Thomas noticed. His eyes narrowed slightly, and one corner of his mouth almost moved.
“You are pleased with yourself,” he said under his breath as he passed her.
“I’m concerned for public health.”
“I do not know what that is.”
“That’s because you don’t wash enough.”
Hob choked on his ale.
Thomas stopped.
For a moment, Amelia wondered if one could be exiled from a medieval castle for suggesting its lord had dirty hands.
Probably. Men had declared wars for less.

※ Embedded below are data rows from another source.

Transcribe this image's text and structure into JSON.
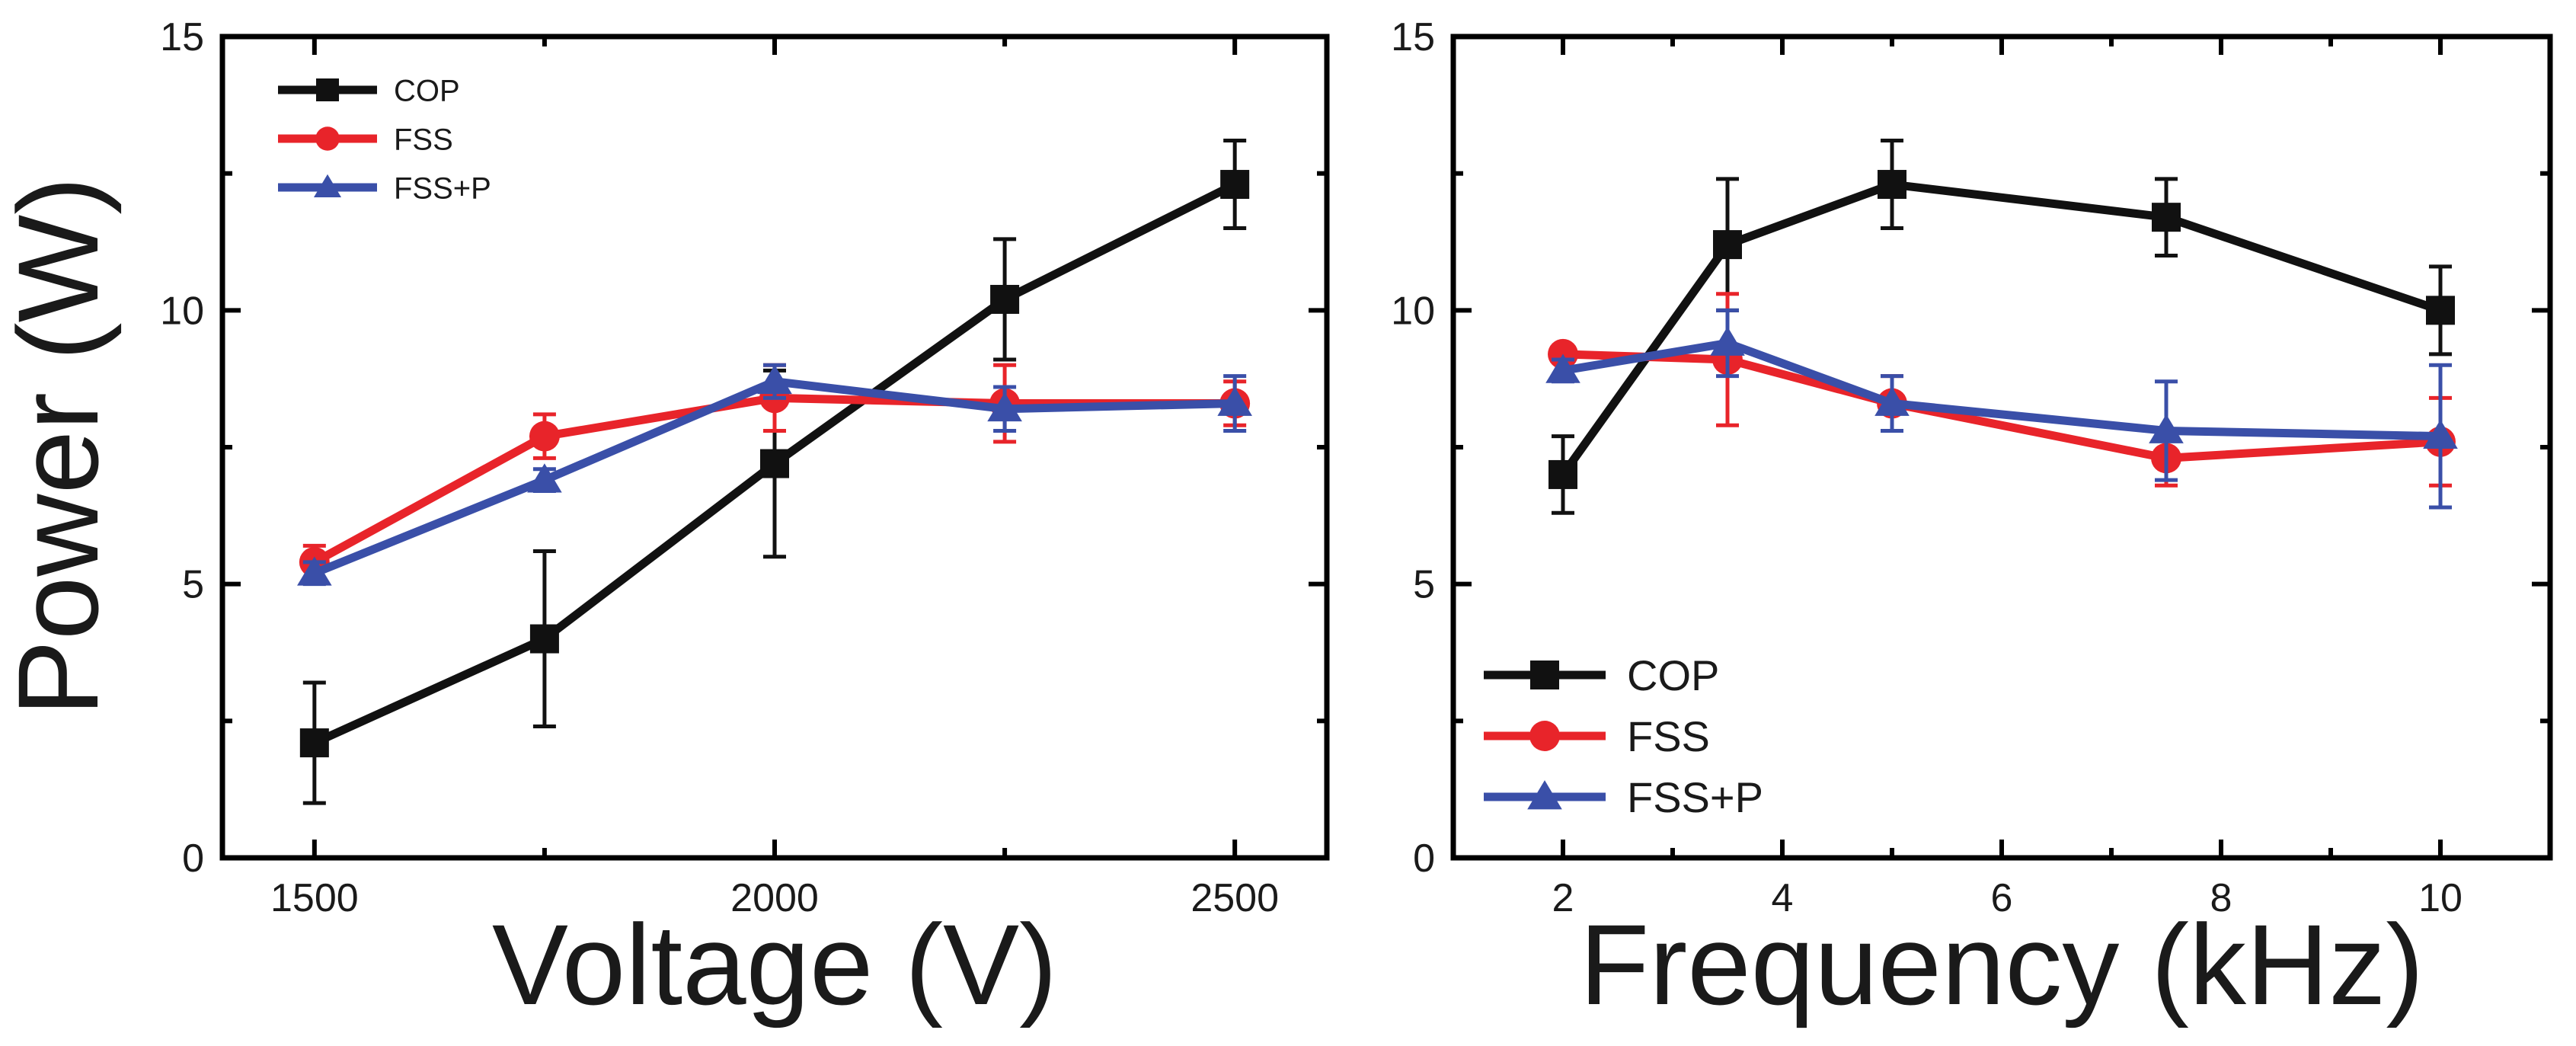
{
  "chart_data": [
    {
      "type": "line",
      "title": "",
      "xlabel": "Voltage (V)",
      "ylabel": "Power (W)",
      "xlim": [
        1400,
        2600
      ],
      "ylim": [
        0,
        15
      ],
      "xticks": [
        1500,
        2000,
        2500
      ],
      "yticks": [
        0,
        5,
        10,
        15
      ],
      "grid": false,
      "legend_position": "top-left",
      "series": [
        {
          "name": "COP",
          "color": "#111111",
          "marker": "square",
          "x": [
            1500,
            1750,
            2000,
            2250,
            2500
          ],
          "y": [
            2.1,
            4.0,
            7.2,
            10.2,
            12.3
          ],
          "err": [
            1.1,
            1.6,
            1.7,
            1.1,
            0.8
          ]
        },
        {
          "name": "FSS",
          "color": "#e8242a",
          "marker": "circle",
          "x": [
            1500,
            1750,
            2000,
            2250,
            2500
          ],
          "y": [
            5.4,
            7.7,
            8.4,
            8.3,
            8.3
          ],
          "err": [
            0.3,
            0.4,
            0.6,
            0.7,
            0.4
          ]
        },
        {
          "name": "FSS+P",
          "color": "#3a4fa8",
          "marker": "triangle",
          "x": [
            1500,
            1750,
            2000,
            2250,
            2500
          ],
          "y": [
            5.2,
            6.9,
            8.7,
            8.2,
            8.3
          ],
          "err": [
            0.2,
            0.2,
            0.3,
            0.4,
            0.5
          ]
        }
      ]
    },
    {
      "type": "line",
      "title": "",
      "xlabel": "Frequency (kHz)",
      "ylabel": "",
      "xlim": [
        1,
        11
      ],
      "ylim": [
        0,
        15
      ],
      "xticks": [
        2,
        4,
        6,
        8,
        10
      ],
      "yticks": [
        0,
        5,
        10,
        15
      ],
      "grid": false,
      "legend_position": "bottom-left",
      "series": [
        {
          "name": "COP",
          "color": "#111111",
          "marker": "square",
          "x": [
            2,
            3.5,
            5,
            7.5,
            10
          ],
          "y": [
            7.0,
            11.2,
            12.3,
            11.7,
            10.0
          ],
          "err": [
            0.7,
            1.2,
            0.8,
            0.7,
            0.8
          ]
        },
        {
          "name": "FSS",
          "color": "#e8242a",
          "marker": "circle",
          "x": [
            2,
            3.5,
            5,
            7.5,
            10
          ],
          "y": [
            9.2,
            9.1,
            8.3,
            7.3,
            7.6
          ],
          "err": [
            0.1,
            1.2,
            0.5,
            0.5,
            0.8
          ]
        },
        {
          "name": "FSS+P",
          "color": "#3a4fa8",
          "marker": "triangle",
          "x": [
            2,
            3.5,
            5,
            7.5,
            10
          ],
          "y": [
            8.9,
            9.4,
            8.3,
            7.8,
            7.7
          ],
          "err": [
            0.2,
            0.6,
            0.5,
            0.9,
            1.3
          ]
        }
      ]
    }
  ]
}
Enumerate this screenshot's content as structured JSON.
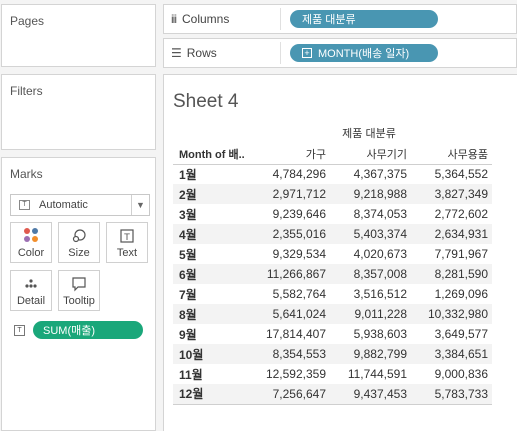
{
  "cards": {
    "pages_title": "Pages",
    "filters_title": "Filters",
    "marks_title": "Marks"
  },
  "marks": {
    "mark_type": "Automatic",
    "buttons": {
      "color": "Color",
      "size": "Size",
      "text": "Text",
      "detail": "Detail",
      "tooltip": "Tooltip"
    },
    "text_pill": "SUM(매출)",
    "colors": {
      "pill_green": "#1aa77a",
      "dot_red": "#e05a4f",
      "dot_blue": "#4e79a7",
      "dot_purple": "#9c6fb3",
      "dot_orange": "#f28e2b"
    }
  },
  "shelves": {
    "columns_label": "Columns",
    "columns_pill": "제품 대분류",
    "rows_label": "Rows",
    "rows_pill": "MONTH(배송 일자)",
    "pill_color": "#4996b2"
  },
  "sheet": {
    "title": "Sheet 4",
    "column_group_header": "제품 대분류",
    "row_header": "Month of 배..",
    "columns": [
      "가구",
      "사무기기",
      "사무용품"
    ],
    "rows": [
      {
        "month": "1월",
        "values": [
          "4,784,296",
          "4,367,375",
          "5,364,552"
        ]
      },
      {
        "month": "2월",
        "values": [
          "2,971,712",
          "9,218,988",
          "3,827,349"
        ]
      },
      {
        "month": "3월",
        "values": [
          "9,239,646",
          "8,374,053",
          "2,772,602"
        ]
      },
      {
        "month": "4월",
        "values": [
          "2,355,016",
          "5,403,374",
          "2,634,931"
        ]
      },
      {
        "month": "5월",
        "values": [
          "9,329,534",
          "4,020,673",
          "7,791,967"
        ]
      },
      {
        "month": "6월",
        "values": [
          "11,266,867",
          "8,357,008",
          "8,281,590"
        ]
      },
      {
        "month": "7월",
        "values": [
          "5,582,764",
          "3,516,512",
          "1,269,096"
        ]
      },
      {
        "month": "8월",
        "values": [
          "5,641,024",
          "9,011,228",
          "10,332,980"
        ]
      },
      {
        "month": "9월",
        "values": [
          "17,814,407",
          "5,938,603",
          "3,649,577"
        ]
      },
      {
        "month": "10월",
        "values": [
          "8,354,553",
          "9,882,799",
          "3,384,651"
        ]
      },
      {
        "month": "11월",
        "values": [
          "12,592,359",
          "11,744,591",
          "9,000,836"
        ]
      },
      {
        "month": "12월",
        "values": [
          "7,256,647",
          "9,437,453",
          "5,783,733"
        ]
      }
    ]
  }
}
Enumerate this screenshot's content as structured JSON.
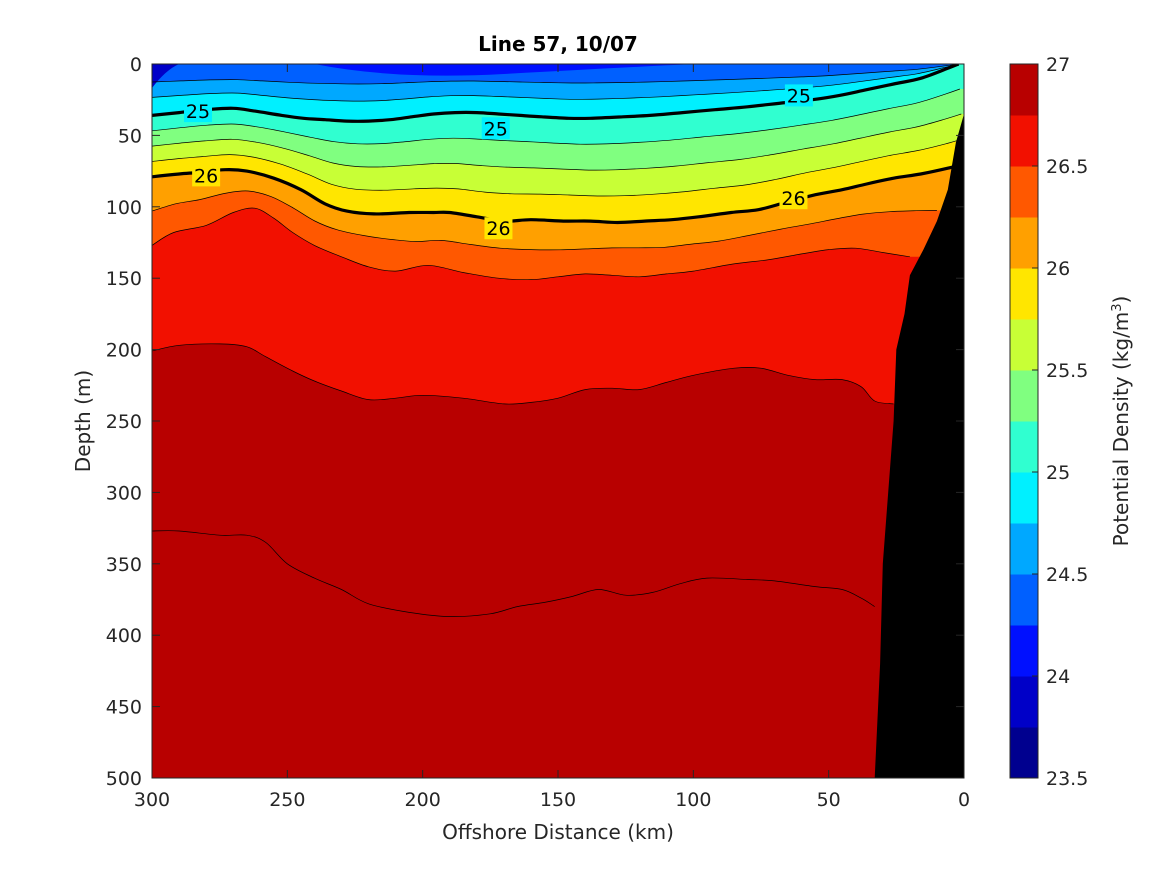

She was fairly certain one European conflict had started because somebody married the wrong cousin, which seemed like the sort of thing people should have anticipated would happen if they kept all the cousins in rotation.
But Thomas merely looked down at his hands.
They were, in fairness, cleaner than most. Large, bronzed from the sun, scarred across the knuckles, the nails cut short, with a faint line of dirt at the edge of one thumb. Capable hands. Soldier’s hands. Hands that knew rope, reins, sword, stone, and the weight of lifting someone up from the mud.
Her brain, which should have been focused on germs, wandered somewhere reckless and had to be hauled back by the collar.
Thomas held up both hands. “Will I live?”
It was so dry, so unexpected, that she almost laughed.
“Maybe,” she said. “But I’d feel better if you washed before touching the bread.”
The hall went still again, but this time it was a delighted stillness, the kind that came before a dog realized someone had thrown a bone into the rushes.
Thomas looked at her for one long heartbeat.
Then he walked to the bucket.
The hall erupted.
Not loudly. No one was stupid enough to hoot at their lord while he was within striking distance, but laughter trembled behind cups, shoulders shook, and even Walter stared down at his roll with his mouth pinched as if holding back amusement were a matter of castle security.
Thomas washed with the grim composure of a man enduring a siege.
Alyson watched him with shining approval. “You did it very well, my lord.”
“High praise,” Amelia murmured.
With a single look from Thomas, the rest of the hall scrambled to line up and wash their hands. It was too bad they only had lye soap, Amelia would have gladly given up chocolate for a single bar of lavender soap.
He took the drying cloth from Wat, who now looked far more cheerful about the entire situation, and shot Amelia a glance over the linen.
“How were you raised, Mistress Quinn, that you command lords before breakfast?”
“Carefully,” she said. “And with clean hands.”